Luxemburg. Ansprüche auf bezahlten Jahresurlaub verfallen nicht, wenn man ihn aus Gründen in der Verantwortung des Arbeitgebers nicht nehmen kann. Dies entschied der Europäische Gerichtshof (EuGH) in Luxemburg. Vielmehr könnten solche Ansprüche übertragen und angesammelt werden.

EuGH stärkt Arbeitnehmerrechte beim Urlaubsanspruch

Ein Arbeitgeber müsse die Folgen tragen, wenn er einen Arbeitnehmer nicht in die Lage versetze, seinen Anspruch auf bezahlten Jahresurlaub auszuüben, so der EuGH. Foto: Axel Heimken/Symbolbild

Grundlage war ein Fall aus Großbritannien. Ein Mann hatte 13 Jahre mit einem „Selbstständigen-Vertrag“ auf Provisionsbasis für eine Firma gearbeitet. Wenn er Urlaub nahm, wurde dieser nicht bezahlt. Als er 2012 in den Ruhestand ging, forderte er eine Bezahlung für den genommenen und auch für den nicht genommenen Urlaub der vergangenen 13 Jahre.

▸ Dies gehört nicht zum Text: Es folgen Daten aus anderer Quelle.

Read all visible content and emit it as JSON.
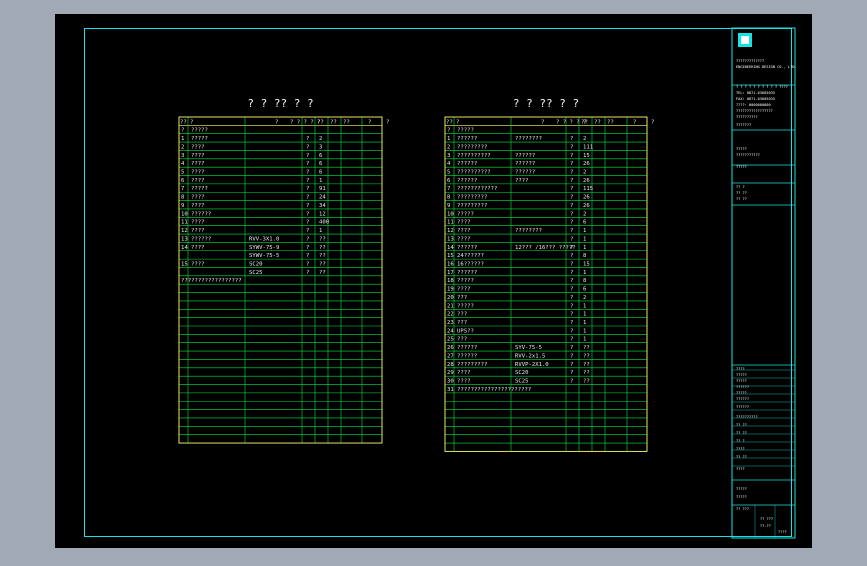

Das britische Arbeitsgericht gab ihm Recht und stellte fest, dass der Mann „Arbeitnehmer im Sinn der britischen Rechtsvorschriften“ gewesen sei und damit Anspruch auf bezahlten Jahresurlaub gehabt habe. In der Berufungsinstanz ging es dann vorwiegend darum, ob der Arbeitnehmer den Urlaub früher hätte nehmen müssen.

Der EuGH betonte zum einen, dass Unsicherheit darüber, ob der Urlaub bezahlt wird, durchaus ein Grund sein kann, ihn nicht zu nehmen. Denn unter solch unsicheren Umständen wäre der Arbeitnehmer nicht in der Lage, die freie Zeit zu genießen.

Zum anderen befand der EuGH, dass unter diesen Umständen die Ansprüche nicht verfallen: Der Arbeitgeber müsse - anders als bei längerfristigen Krankheiten von Arbeitnehmern - nicht durch Begrenzung der Ansprüche geschützt werden. Vielmehr müsse der Arbeitgeber die Folgen tragen, wenn er einen Arbeitnehmer nicht in die Lage versetze, seinen Anspruch auf bezahlten Jahresurlaub auszuüben.